My cup runneth over...I should be thankful.
My cup runneth over with children and chaos, dishes and laundry, messes and tasks. I know that I should be thankful, but so often I have to admit that I am not. Instead I long for peace and order, quiet and solace. I crave to just be alone in my house, to have opportunity to catch up, to get ahead of the chores without someone following behind messing things back up. I want to have time to quietly reflect with God without someone chattering in my ear. I would love to be able to type a simple post like this without having with a squirmy four year old on my lap. But that is not the way it is. That is not my cup.
I am truly thankful to God for my cup - the place He has brought me in life. I don't desire someone else's cup. Sometimes I just wish it wasn't so tiresome to carry, that it felt more like a blessing than a burden. I know the things that overflow my cup are gifts. Why can't I handle it all better? Why am I exhausted? Am I placing extra burdens into my cup that God never intended for me? How do I recognize those? What part of this balancing act do I let fall. Which things are not eternally significant and should be dropped? I suppose that it is healthy to ask these things.
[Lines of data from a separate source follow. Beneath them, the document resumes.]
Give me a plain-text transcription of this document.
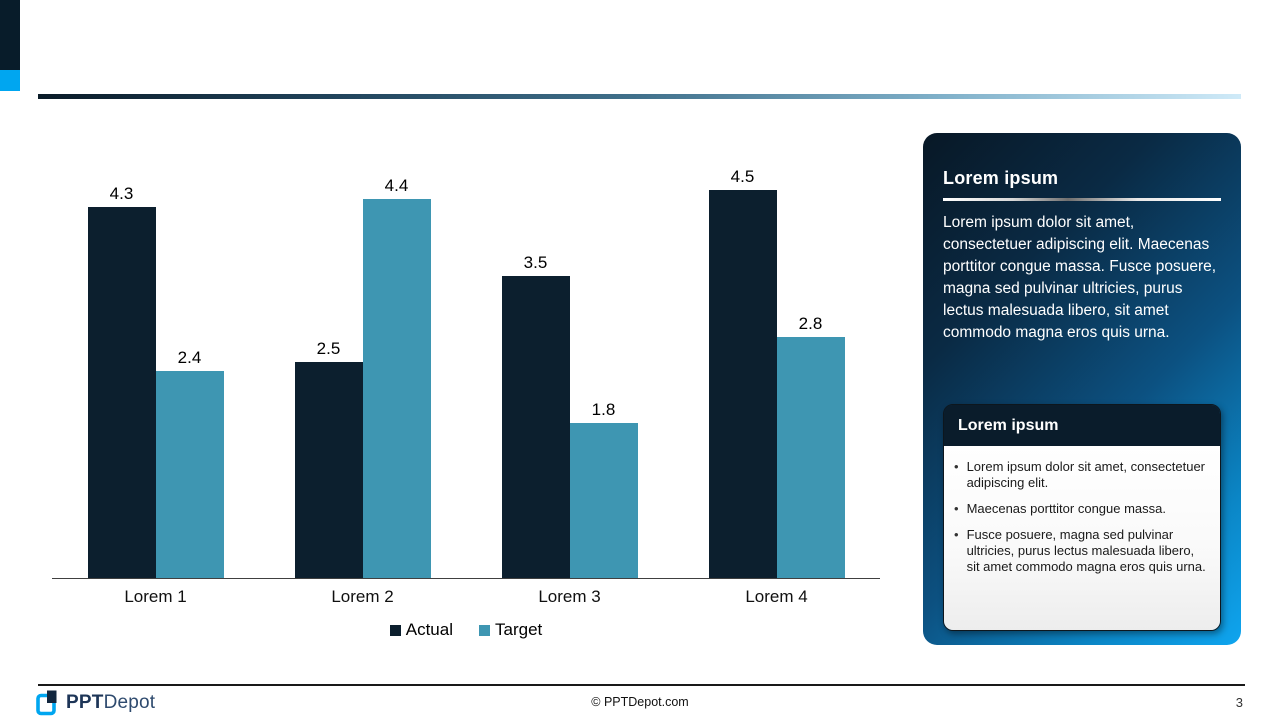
4.3
2.4	2.5
4.4
3.5
1.8
4.5
2.8
Lorem 1	Lorem 2	Lorem 3	Lorem 4
Actual Target
Lorem ipsum
Lorem ipsum dolor sit amet, consectetuer adipiscing elit. Maecenas porttitor congue massa. Fusce posuere, magna sed pulvinar ultricies, purus lectus malesuada libero, sit amet commodo magna eros quis urna.
Lorem ipsum
• Lorem ipsum dolor sit amet, consectetuer adipiscing elit.
• Maecenas porttitor congue massa.
• Fusce posuere, magna sed pulvinar ultricies, purus lectus malesuada libero, sit amet commodo magna eros quis urna.
PPTDepot	© PPTDepot.com	3
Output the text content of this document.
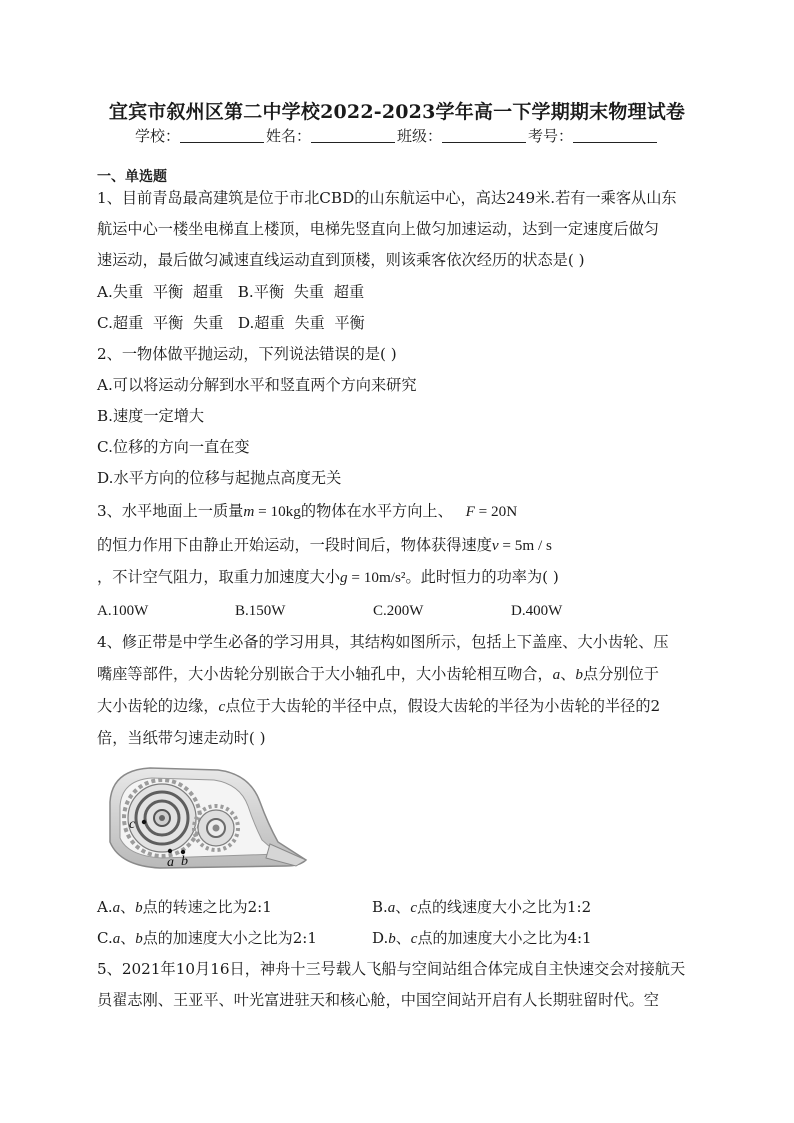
宜宾市叙州区第二中学校2022-2023学年高一下学期期末物理试卷
学校：	姓名：	班级：	考号：
一、单选题
1、目前青岛最高建筑是位于市北CBD的山东航运中心，高达249米.若有一乘客从山东
航运中心一楼坐电梯直上楼顶，电梯先竖直向上做匀加速运动，达到一定速度后做匀
速运动，最后做匀减速直线运动直到顶楼，则该乘客依次经历的状态是( )
A.失重  平衡  超重   B.平衡  失重  超重
C.超重  平衡  失重   D.超重  失重  平衡
2、一物体做平抛运动，下列说法错误的是( )
A.可以将运动分解到水平和竖直两个方向来研究
B.速度一定增大
C.位移的方向一直在变
D.水平方向的位移与起抛点高度无关
3、水平地面上一质量m = 10kg的物体在水平方向上、 F = 20N
的恒力作用下由静止开始运动，一段时间后，物体获得速度v = 5m / s
，不计空气阻力，取重力加速度大小g = 10m/s²。此时恒力的功率为( )
A.100W	B.150W	C.200W	D.400W
4、修正带是中学生必备的学习用具，其结构如图所示，包括上下盖座、大小齿轮、压
嘴座等部件，大小齿轮分别嵌合于大小轴孔中，大小齿轮相互吻合，a、b点分别位于
大小齿轮的边缘，c点位于大齿轮的半径中点，假设大齿轮的半径为小齿轮的半径的2
倍，当纸带匀速走动时( )
c
a b
A.a、b点的转速之比为2:1	B.a、c点的线速度大小之比为1:2
C.a、b点的加速度大小之比为2:1	D.b、c点的加速度大小之比为4:1
5、2021年10月16日，神舟十三号载人飞船与空间站组合体完成自主快速交会对接航天
员翟志刚、王亚平、叶光富进驻天和核心舱，中国空间站开启有人长期驻留时代。空
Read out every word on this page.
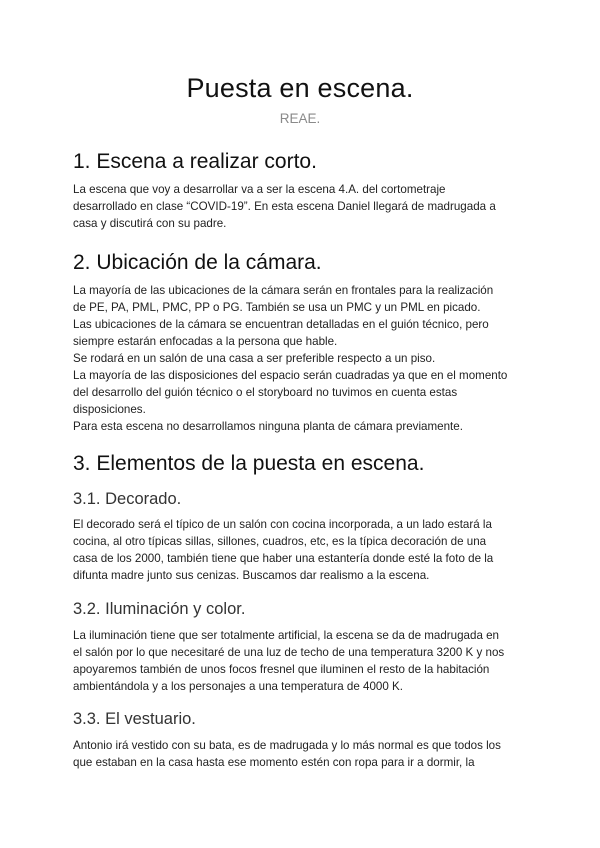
Puesta en escena.

REAE.

1. Escena a realizar corto.

La escena que voy a desarrollar va a ser la escena 4.A. del cortometraje
desarrollado en clase “COVID-19”. En esta escena Daniel llegará de madrugada a
casa y discutirá con su padre.

2. Ubicación de la cámara.

La mayoría de las ubicaciones de la cámara serán en frontales para la realización
de PE, PA, PML, PMC, PP o PG. También se usa un PMC y un PML en picado.
Las ubicaciones de la cámara se encuentran detalladas en el guión técnico, pero
siempre estarán enfocadas a la persona que hable.
Se rodará en un salón de una casa a ser preferible respecto a un piso.
La mayoría de las disposiciones del espacio serán cuadradas ya que en el momento
del desarrollo del guión técnico o el storyboard no tuvimos en cuenta estas
disposiciones.
Para esta escena no desarrollamos ninguna planta de cámara previamente.

3. Elementos de la puesta en escena.
3.1. Decorado.

El decorado será el típico de un salón con cocina incorporada, a un lado estará la
cocina, al otro típicas sillas, sillones, cuadros, etc, es la típica decoración de una
casa de los 2000, también tiene que haber una estantería donde esté la foto de la
difunta madre junto sus cenizas. Buscamos dar realismo a la escena.

3.2. Iluminación y color.

La iluminación tiene que ser totalmente artificial, la escena se da de madrugada en
el salón por lo que necesitaré de una luz de techo de una temperatura 3200 K y nos
apoyaremos también de unos focos fresnel que iluminen el resto de la habitación
ambientándola y a los personajes a una temperatura de 4000 K.

3.3. El vestuario.

Antonio irá vestido con su bata, es de madrugada y lo más normal es que todos los
que estaban en la casa hasta ese momento estén con ropa para ir a dormir, la
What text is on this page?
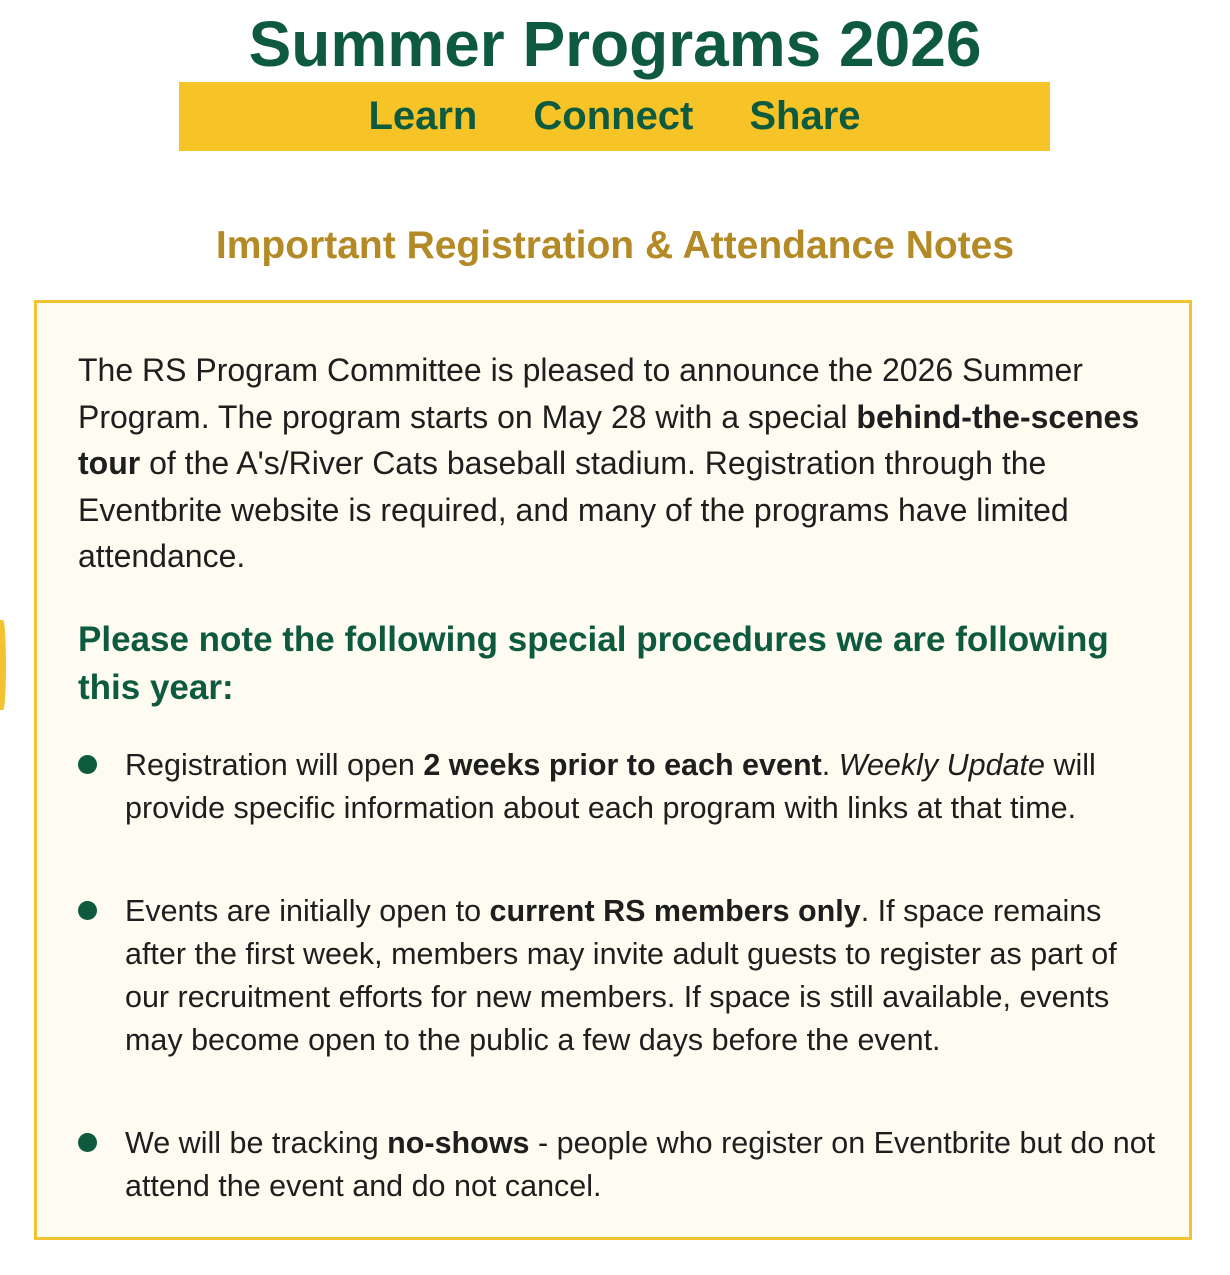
Summer Programs 2026
Learn Connect Share
Important Registration & Attendance Notes

The RS Program Committee is pleased to announce the 2026 Summer Program. The program starts on May 28 with a special behind-the-scenes tour of the A's/River Cats baseball stadium. Registration through the Eventbrite website is required, and many of the programs have limited attendance.

Please note the following special procedures we are following this year:
Registration will open 2 weeks prior to each event. Weekly Update will provide specific information about each program with links at that time.
Events are initially open to current RS members only. If space remains after the first week, members may invite adult guests to register as part of our recruitment efforts for new members. If space is still available, events may become open to the public a few days before the event.
We will be tracking no-shows - people who register on Eventbrite but do not attend the event and do not cancel.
It is good to continually check to make sure we are still on the right path and not become complacent to God's voice in our lives.
So, as the Christmas season ramps up in all of its busy glory, I am stopping to question. Is all that I am doing and participating in actually glorifying to Jesus? It's His birthday we are celebrating here, so it really should be. Are there burdens that I am placing on myself or my family that have no eternal significance? That being said, you may not receive a Christmas card from me. Don't be offended. I just might have decided that family Christmas devotions were a higher priority this year. I have already simplified our Christmas decor this year. I may not even bake a single Christmas cookie. I figure that my family will still have plenty of opportunities to eat them and we will have less temptation to over indulge. Maybe we will bake them in January when we have more time and can let the children do more of it because we are not in a rush to merely get them done and checked off the list.
This morning I am not merely going over my to-do list, but I am praying over each of these items on it and seeking guidance from my Helper to know which are my priorities and which I can just let go. I can't do that on my own; only God knows what is truly important in the long term.